Arabs, who admire strong leaders, cannot fathom the news that Bush is scrambling for his political life against the likes of Perot. Compounding the problem is the fact that Hussein is still in power in Iraq, the embargo is hurting innocent Iraqis and the sanctions against Libya look like an anti-Arab vendetta.

”Why do you want to humiliate an Arab country?” asked Walid Kazziha, a political scientist at the American University in Cairo. ”Why must you continue to punish (Iraq`s) people? Every Arab is thinking this.”

The new world order ”today is being used to justify the imposition of sanctions against Libya,” wrote Egyptian commentator Mohamed Sid-Ahmed.

”There are fears that tomorrow it will be used to vindicate punitive measures against Syria, Sudan, Algeria, etc. This has led to a growing feeling among Arabs that the new world order is aimed against them.”

”Whose world,” asked Al-Ahram, Cairo`s leading daily, ”and whose order?”

– Latin Americans, more than any other people, both admire and resent the U.S. ”Yanqui go home” is daubed on a wall in Buenos Aires; it is followed by ”And take us with you.” Bush benefits and suffers from this split opinion.

Latin American leaders, fearful of angering the U.S., hesitate to criticize Bush publicly. Colombia and Peru, for instance, oppose his anti-narcotics strategy and are skeptical of his proposed continentwide free-trade zone.

Bush`s performance at the Earth Summit was seen almost as a personal insult by many South Americans. Last week`s U.S. Supreme Court ruling, upholding the legality of American kidnappings of anyone wanted for crimes in the U.S., reminded many of American neo-colonial arrogance.

Would Clinton or Perot enjoy a better image? Probably not. Every recent American president has been measured against the shining image of John F. Kennedy and has been found wanting.

– After 40 years of Soviet rule, most East Europeans have an almost idealistic and naive view of American virtues.

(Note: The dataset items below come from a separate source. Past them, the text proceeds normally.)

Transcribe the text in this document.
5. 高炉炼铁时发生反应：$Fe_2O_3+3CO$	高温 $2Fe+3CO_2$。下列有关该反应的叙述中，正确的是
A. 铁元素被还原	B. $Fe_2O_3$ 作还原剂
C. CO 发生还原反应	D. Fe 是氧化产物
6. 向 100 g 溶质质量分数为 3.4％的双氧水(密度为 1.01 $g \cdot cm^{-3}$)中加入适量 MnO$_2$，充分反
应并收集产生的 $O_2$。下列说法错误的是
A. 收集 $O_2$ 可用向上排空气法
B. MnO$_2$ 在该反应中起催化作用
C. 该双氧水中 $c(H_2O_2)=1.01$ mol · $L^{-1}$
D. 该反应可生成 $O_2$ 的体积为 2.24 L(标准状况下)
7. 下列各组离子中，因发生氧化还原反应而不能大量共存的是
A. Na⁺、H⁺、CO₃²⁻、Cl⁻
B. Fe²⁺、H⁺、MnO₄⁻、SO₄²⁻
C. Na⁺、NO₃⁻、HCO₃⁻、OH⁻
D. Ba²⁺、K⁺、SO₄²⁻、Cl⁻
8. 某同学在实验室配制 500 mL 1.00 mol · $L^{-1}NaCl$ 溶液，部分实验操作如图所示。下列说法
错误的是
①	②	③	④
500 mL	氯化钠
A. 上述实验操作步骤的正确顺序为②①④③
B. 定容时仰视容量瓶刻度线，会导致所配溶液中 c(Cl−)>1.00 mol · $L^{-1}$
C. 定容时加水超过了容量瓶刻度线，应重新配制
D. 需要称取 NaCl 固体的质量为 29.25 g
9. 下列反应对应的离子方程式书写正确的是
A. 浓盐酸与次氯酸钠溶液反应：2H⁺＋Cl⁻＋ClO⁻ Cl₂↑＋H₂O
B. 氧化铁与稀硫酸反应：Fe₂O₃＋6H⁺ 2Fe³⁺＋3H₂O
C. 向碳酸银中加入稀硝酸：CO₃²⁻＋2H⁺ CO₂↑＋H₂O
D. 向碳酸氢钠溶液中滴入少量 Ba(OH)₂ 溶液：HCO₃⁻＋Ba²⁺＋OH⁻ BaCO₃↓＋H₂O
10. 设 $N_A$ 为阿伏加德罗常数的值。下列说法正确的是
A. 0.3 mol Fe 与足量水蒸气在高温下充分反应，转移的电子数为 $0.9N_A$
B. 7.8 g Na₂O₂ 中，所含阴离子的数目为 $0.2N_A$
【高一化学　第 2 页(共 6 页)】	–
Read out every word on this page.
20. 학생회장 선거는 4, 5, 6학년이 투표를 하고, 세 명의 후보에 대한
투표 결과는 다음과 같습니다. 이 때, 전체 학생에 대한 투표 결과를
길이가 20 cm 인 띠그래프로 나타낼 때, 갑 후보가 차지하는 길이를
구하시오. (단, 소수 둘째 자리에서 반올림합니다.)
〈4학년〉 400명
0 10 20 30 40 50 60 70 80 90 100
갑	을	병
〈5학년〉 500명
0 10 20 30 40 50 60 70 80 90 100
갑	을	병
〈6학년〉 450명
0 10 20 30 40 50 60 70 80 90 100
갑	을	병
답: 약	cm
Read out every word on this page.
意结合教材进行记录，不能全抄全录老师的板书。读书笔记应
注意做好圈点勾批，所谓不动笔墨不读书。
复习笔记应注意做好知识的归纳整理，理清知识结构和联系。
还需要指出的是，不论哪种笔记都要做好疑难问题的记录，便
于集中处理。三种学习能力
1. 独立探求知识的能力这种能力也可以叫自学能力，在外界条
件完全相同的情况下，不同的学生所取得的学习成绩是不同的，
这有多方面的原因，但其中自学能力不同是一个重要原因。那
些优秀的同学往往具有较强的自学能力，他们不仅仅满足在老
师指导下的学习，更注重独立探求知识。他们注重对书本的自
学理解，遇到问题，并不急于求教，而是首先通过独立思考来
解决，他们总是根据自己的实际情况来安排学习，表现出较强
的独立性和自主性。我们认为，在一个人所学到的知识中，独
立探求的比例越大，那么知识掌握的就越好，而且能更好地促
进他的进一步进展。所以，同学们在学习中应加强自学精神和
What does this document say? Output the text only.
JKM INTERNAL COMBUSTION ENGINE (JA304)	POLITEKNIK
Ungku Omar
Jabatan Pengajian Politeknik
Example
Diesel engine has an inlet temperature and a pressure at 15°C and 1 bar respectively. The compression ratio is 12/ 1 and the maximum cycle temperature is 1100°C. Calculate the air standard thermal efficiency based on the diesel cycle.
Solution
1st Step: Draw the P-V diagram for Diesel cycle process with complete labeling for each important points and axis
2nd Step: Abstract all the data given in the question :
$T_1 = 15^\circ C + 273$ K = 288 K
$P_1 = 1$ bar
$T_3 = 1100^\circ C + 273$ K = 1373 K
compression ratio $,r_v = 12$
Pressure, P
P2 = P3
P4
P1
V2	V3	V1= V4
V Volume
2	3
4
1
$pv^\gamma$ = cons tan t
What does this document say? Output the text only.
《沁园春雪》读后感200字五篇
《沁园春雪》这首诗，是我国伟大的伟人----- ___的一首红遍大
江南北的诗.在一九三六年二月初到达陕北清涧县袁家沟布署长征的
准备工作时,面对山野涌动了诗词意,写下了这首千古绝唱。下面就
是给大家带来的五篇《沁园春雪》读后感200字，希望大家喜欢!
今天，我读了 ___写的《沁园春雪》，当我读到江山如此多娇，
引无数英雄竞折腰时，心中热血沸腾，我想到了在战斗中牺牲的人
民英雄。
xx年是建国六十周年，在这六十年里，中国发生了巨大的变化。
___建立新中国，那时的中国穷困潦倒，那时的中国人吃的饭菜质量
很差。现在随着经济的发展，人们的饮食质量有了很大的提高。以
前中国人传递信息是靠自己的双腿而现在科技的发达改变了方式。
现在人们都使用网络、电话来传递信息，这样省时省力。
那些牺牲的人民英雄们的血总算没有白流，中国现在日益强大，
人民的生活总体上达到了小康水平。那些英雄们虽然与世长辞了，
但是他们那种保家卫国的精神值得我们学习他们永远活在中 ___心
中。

Bush and his vice president, Dan Quayle, have visited every major East European nation except Romania, to huge acclaim. East Europeans line up daily outside U.S. embassies to get visas. New McDonald`s outlets set local records for popularity.

Years of Communist anti-American propaganda have left the East Europeans disinclined to believe anything bad about America now. Bush himself is seen as the winner of the Cold War, almost a savior.

But there are signs this blind admiration is fading. Poles and other East Europeans think American aid has been slow and relatively skimpy. As reforms bring unemployment and high prices, there is growing pessimism about the new capitalism and its benefits.

A possible shift in attitudes may have come earlier this month when a small group of Poles, dressed in Ku Klux Klan costumes and business suits, demonstrated in front of the U.S. Embassy in Warsaw. The group shouted, ”We are all Los Angeles blacks, living in poverty among luxurious hotels.”